Now you know how to use OPA to implement access control policies on Kafka resources!
What about OPA with my application?
With Open Policy Agent’s REST API, it is particularly easy to integrate it with your custom applications. The goal is to have simple, portable, centralized access control to your application without reinventing the wheel.
For this demo I built a simple Flask WebApp:
from flask import Flask
from flask import request
import requests
app = Flask(__name__)
@app.route('/')
def hello_world():
allowed = False
username = request.args.get('username')
r = requests.post('http://master01.metal.ryba:8181/v1/data/myapp/auth/allow', json={"input": {"user": username}})

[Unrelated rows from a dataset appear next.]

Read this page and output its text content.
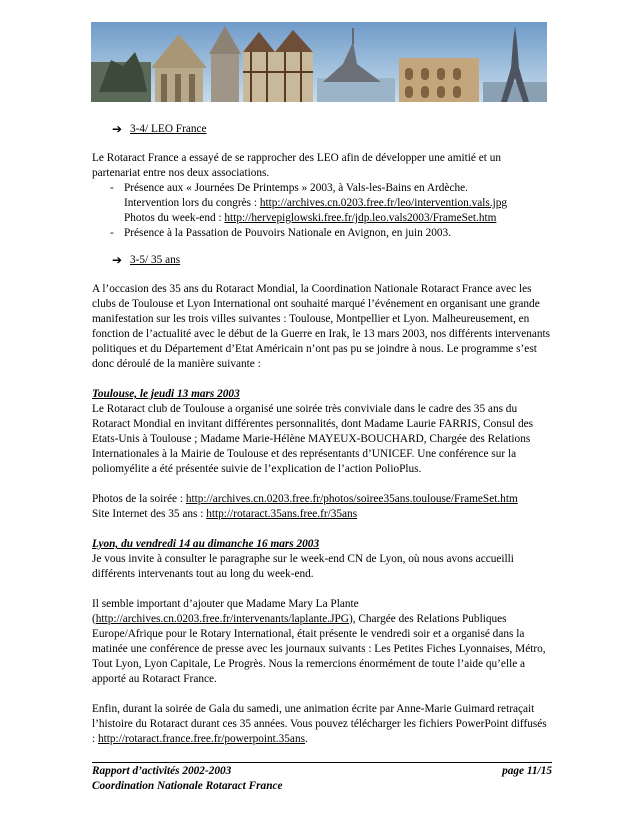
➔ 3-4/ LEO France

Le Rotaract France a essayé de se rapprocher des LEO afin de développer une amitié et un partenariat entre nos deux associations.

- Présence aux « Journées De Printemps » 2003, à Vals-les-Bains en Ardèche.
Intervention lors du congrès : http://archives.cn.0203.free.fr/leo/intervention.vals.jpg
Photos du week-end : http://hervepiglowski.free.fr/jdp.leo.vals2003/FrameSet.htm
- Présence à la Passation de Pouvoirs Nationale en Avignon, en juin 2003.
➔ 3-5/ 35 ans

A l’occasion des 35 ans du Rotaract Mondial, la Coordination Nationale Rotaract France avec les clubs de Toulouse et Lyon International ont souhaité marqué l’événement en organisant une grande manifestation sur les trois villes suivantes : Toulouse, Montpellier et Lyon. Malheureusement, en fonction de l’actualité avec le début de la Guerre en Irak, le 13 mars 2003, nos différents intervenants politiques et du Département d’Etat Américain n’ont pas pu se joindre à nous. Le programme s’est donc déroulé de la manière suivante :

Toulouse, le jeudi 13 mars 2003

Le Rotaract club de Toulouse a organisé une soirée très conviviale dans le cadre des 35 ans du Rotaract Mondial en invitant différentes personnalités, dont Madame Laurie FARRIS, Consul des Etats-Unis à Toulouse ; Madame Marie-Hélène MAYEUX-BOUCHARD, Chargée des Relations Internationales à la Mairie de Toulouse et des représentants d’UNICEF. Une conférence sur la poliomyélite a été présentée suivie de l’explication de l’action PolioPlus.

Photos de la soirée : http://archives.cn.0203.free.fr/photos/soiree35ans.toulouse/FrameSet.htm

Site Internet des 35 ans : http://rotaract.35ans.free.fr/35ans

Lyon, du vendredi 14 au dimanche 16 mars 2003

Je vous invite à consulter le paragraphe sur le week-end CN de Lyon, où nous avons accueilli différents intervenants tout au long du week-end.

Il semble important d’ajouter que Madame Mary La Plante (http://archives.cn.0203.free.fr/intervenants/laplante.JPG), Chargée des Relations Publiques Europe/Afrique pour le Rotary International, était présente le vendredi soir et a organisé dans la matinée une conférence de presse avec les journaux suivants : Les Petites Fiches Lyonnaises, Métro, Tout Lyon, Lyon Capitale, Le Progrès. Nous la remercions énormément de toute l’aide qu’elle a apporté au Rotaract France.

Enfin, durant la soirée de Gala du samedi, une animation écrite par Anne-Marie Guimard retraçait l’histoire du Rotaract durant ces 35 années. Vous pouvez télécharger les fichiers PowerPoint diffusés : http://rotaract.france.free.fr/powerpoint.35ans.

Rapport d’activités 2002-2003	page 11/15
Coordination Nationale Rotaract France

allowed = r.json()['result']
if allowed == True:
return 'Hello, World! You are allowed!'
else:
return 'Hello, World! You are not allowed!'
As we can see in the code, the authorization policy is deferred to Open Policy Agent which is running on host master01.metal.ryba
on port 8181
. This application can be started with:
export FLASK_APP=myapp.py
flask run
The policy to make the decision is defined as:
mkdir -p data/myapp/auth
cat <<EOF > data/myapp/auth/allow.rego
package myapp.auth
default allow = false
allow {
user := input.user
user == "leo"
}
EOF
The enforced rule is quite simple. It should show if a user is allowed or not depending on the provided username
parameter. Let’s try it:
curl http://127.0.0.1:5000/
Hello, World! You are not allowed!
curl http://127.0.0.1:5000?username=leo
Hello, World! You are allowed!
Looks good.
What’s next?
We have seen what Open Policy Agent is, how it works and how to ingrate it with Apache Kafka or in a custom application. In a follow up article, we will be testing the integration of OPA with Kubernetes.